Charo le había advertido: «Te estás quedando sordo», pero Carvalho había atribuido el comentario a la voluntad de toda mujer de disminuir a su pareja para canibalizarla más fácilmente. Ahora que Charo había escogido la libertad, añoraba sus vigilancias convencionales, una dedicación de pareja que a pesar de su atipicidad y pequeñez le transmitía la sensación ilusoria de que alguien se preocupaba por él. Pero alguna razón tendría Charo porque no percibió los ruidos que desde fuera de la clausurada puerta de su casa de Vallvidrera reclamaban su presencia. Hasta que de pronto la puerta principal cedió a una patada de bota militar y el orificio abierto en el contraplacado fue agrandado por una colección completa de botas militares hasta dejar espacio suficiente para que la casa de Carvalho fuera invadida por toda clase de cuerpos represivos: paracaidistas, policía armada, guardia civil, policía privada, policía mixta, bomberos, numerarios del Opus Dei, especialistas en dietas, gaiteros escoceses, socios de clubs náuticos, huérfanos del socialismo real, boy scouts, porteros de night club , homosexuales sin complejo de culpa, yuppies en crisis de crecimiento, jóvenes filósofos y filósofas, sociólogos partidarios del pasado como pretérito perfecto ultimado y de futuros tan imperfectos que no debían ser ni imaginados. Botas, botas, botas, salvo los mocasines Sebago de los jóvenes filósofos y mocasines Camper de las jóvenes filósofas, algo menos estándar, dentro de su natural prudencia exhibicionista, el calzado de los sociólogos partidarios del pasado como pretérito ultimado, perfecto, y del futuro inimaginable desde su connatural imperfección.

Carvalho fue registrado a pesar de que sólo llevaba el slip y se le aplicó la ley Corcuera , mal llamada de Seguridad Ciudadana, versión española corcuerita, corcuerizada y corcuerante de las nuevas leyes que la Europa democrática va estableciendo para defenderse de una futura invasión de los chinos, con la excusa de luchar contra el narcotráfico.

– ¿Puedo ponerme una chilaba?

– No hay permiso explícito, por lo que debe estar prohibido implícitamente.

– ¿Una guayabera?

– Durante las Olimpiadas no se puede hacer propaganda indirecta de la Cuba comunista. Después aún mucho menos. Ofendería las sensibilidades liberales y plurales.

Quien llevaba la voz cantante era un sociólogo del equipo de cerebros que solía rodear al ministro del Interior, concretamente el sociólogo ayuda de cámara, especialista en el vestuario de la posmodernidad. Obligado a vestirse con un traje de verano adquirido en las rebajas de unos grandes almacenes de la ralea Mark amp; Spencer, Carvalho fue conducido a una furgoneta blindada y sin vistas al mar ni a nada que partió hacia lo desconocido. Dirigió la operación un capitán de paracaidistas norteamericanos que disuadió a Carvalho de todo tipo de resistencia mediante la exhibición de una jeringuilla.

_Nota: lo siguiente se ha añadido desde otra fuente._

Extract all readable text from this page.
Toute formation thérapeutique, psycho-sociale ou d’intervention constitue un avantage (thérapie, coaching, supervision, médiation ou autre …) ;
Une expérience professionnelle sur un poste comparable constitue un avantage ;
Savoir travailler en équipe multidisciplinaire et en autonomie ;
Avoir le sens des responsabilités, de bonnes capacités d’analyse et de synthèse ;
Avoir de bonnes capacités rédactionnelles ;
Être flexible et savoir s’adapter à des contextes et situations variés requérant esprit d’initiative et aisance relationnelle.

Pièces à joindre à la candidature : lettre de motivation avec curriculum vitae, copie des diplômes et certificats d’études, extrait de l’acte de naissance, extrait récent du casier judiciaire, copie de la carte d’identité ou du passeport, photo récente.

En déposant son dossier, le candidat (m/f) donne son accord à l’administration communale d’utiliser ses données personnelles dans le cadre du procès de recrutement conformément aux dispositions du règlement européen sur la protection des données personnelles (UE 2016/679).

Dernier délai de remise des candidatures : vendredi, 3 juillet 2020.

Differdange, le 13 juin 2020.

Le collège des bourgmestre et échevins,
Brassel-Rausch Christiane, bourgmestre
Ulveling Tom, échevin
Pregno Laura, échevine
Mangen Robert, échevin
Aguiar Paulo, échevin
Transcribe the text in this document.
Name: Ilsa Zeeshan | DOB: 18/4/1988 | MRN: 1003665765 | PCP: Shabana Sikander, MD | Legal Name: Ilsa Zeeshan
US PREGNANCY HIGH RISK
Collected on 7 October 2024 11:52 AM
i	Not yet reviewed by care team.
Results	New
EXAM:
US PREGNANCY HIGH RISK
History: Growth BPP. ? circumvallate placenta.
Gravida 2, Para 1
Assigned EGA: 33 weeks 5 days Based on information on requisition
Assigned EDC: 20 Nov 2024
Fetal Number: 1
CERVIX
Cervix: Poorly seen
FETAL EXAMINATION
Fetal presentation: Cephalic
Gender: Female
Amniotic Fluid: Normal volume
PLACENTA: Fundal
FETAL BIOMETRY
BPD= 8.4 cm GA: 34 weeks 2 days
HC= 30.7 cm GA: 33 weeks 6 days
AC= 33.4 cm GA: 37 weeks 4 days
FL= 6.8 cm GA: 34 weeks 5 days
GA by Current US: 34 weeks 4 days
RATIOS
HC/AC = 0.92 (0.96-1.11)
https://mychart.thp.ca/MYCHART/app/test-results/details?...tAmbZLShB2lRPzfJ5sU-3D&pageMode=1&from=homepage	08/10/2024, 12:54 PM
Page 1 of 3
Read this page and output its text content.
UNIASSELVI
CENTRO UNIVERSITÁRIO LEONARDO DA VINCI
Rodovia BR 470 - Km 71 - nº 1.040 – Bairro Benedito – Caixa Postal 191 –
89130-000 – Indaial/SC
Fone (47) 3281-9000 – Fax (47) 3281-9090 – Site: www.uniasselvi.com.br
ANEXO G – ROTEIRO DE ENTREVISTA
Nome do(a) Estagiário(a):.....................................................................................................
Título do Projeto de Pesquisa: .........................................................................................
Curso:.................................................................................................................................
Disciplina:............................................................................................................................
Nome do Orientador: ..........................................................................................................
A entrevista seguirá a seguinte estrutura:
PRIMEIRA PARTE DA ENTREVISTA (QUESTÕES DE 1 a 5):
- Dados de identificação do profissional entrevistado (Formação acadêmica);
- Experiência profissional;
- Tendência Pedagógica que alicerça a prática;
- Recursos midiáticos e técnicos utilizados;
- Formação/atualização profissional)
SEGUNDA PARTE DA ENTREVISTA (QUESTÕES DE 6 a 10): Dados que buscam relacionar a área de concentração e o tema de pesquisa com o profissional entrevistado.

– Como te muevas te inoculo un virus desconocido.

– Dígame de qué se trata. Igual me interesa.

– Si te interesara te lo cambiaría por otro. No soy de la Cruz Roja. ¡Jodido rojo! ¡Subversivo de mierda! ¿Para esto hemos ganado la guerra fría y la guerra bacteriológica? ¿Para que desganados como tú desmoralicen a una humanidad alegre, feliz, dicharachera y en paz con su conciencia y sus limitaciones?

La furgoneta llegó a su destino. El capitán enfundó la cabeza de Carvalho con una capucha que tenía para él un especial significado sentimental: era la misma capucha que había puesto sobre la cabeza de Raúl Sendic cuando enseñaba a los golpistas uruguayos a torturar a los enemigos de la cristiandad.